An unordered list item is created, the for each fieldset, the <legend> element is nabbed and its value used as the title for each list item. Probably the only questionable part is making the link element point to the ID of the fieldset, this is just how I do things so that when a link is clicked, the ID is available. Other people I know put these sort of items within the Javascript object itself or in a classname or somesuch, whatever works for you; I don't have to worry about non-Javascript users clicking the links because the entire structure is generated rather than marked up. I drop the completed unordered list above the form element which fits with the "tab" metaphor we're aiming for.

The only remaining function is what happens when a link in the generated list is clicked which according to my event listener is called (cunningly enough), "tabClicked":

tabClicked: function(evt) {
    Event.stop(evt);
    var linkElem = Event.findElement(evt, 'a');
    var formElem = $('theForm');
    if(linkElem && formElem)
    {
        var idToShow = linkElem.href.substr(linkElem.href.lastIndexOf('/')+1);
        $A(formElem.getElementsByTagName('fieldset')).each(function(s) {
            if(s.identify() == idToShow)
            {
                s.show();
            }
            else
            {
                s.hide();
            }
        });
    }
}

After stopping the link click event from bubbling up any further it grabs the clicked link element (I find it best not to take for granted which element has been clicked and just do a "findElement" to make sure we're on the same page), pulls the ID from href attribute then iterates through the form's fieldsets to find the one it refers to.

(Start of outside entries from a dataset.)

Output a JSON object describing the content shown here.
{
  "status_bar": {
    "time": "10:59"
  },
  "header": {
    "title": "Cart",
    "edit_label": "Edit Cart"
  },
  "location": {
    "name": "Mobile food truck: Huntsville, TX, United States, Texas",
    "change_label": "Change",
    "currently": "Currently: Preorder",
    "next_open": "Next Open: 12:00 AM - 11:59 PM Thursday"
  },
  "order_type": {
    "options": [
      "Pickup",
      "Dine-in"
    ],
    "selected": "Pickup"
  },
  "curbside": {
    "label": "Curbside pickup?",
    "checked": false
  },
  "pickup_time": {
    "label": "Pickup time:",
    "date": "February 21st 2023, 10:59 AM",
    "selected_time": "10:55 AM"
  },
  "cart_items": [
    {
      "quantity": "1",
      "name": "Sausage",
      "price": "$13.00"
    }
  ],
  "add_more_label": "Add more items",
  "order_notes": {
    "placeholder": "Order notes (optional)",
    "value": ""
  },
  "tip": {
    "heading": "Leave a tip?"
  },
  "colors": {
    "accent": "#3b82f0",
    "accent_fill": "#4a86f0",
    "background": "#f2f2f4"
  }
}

At this point the scripting is completed and a barebones proof of concept can be seen. Obviously with no style it's not going to look like tabs, but with a little sliding-door tomfoolery, you'll be tabbed up in no time. At this point you'll likely want to expand on the functions above by dropping in some choice CSS classes, setting the active tab to "on" for appropriate styling and maybe even adding some other classes to let your stylesheet know things have been modified by a script (I find simply added a "scripted" class to the container element works wonders).

The beauty of this is it's accessible (the form still works 100% without scripting) and it prevents a user from seeing just what a mammoth form they may be completing (blood of your first born? yes please).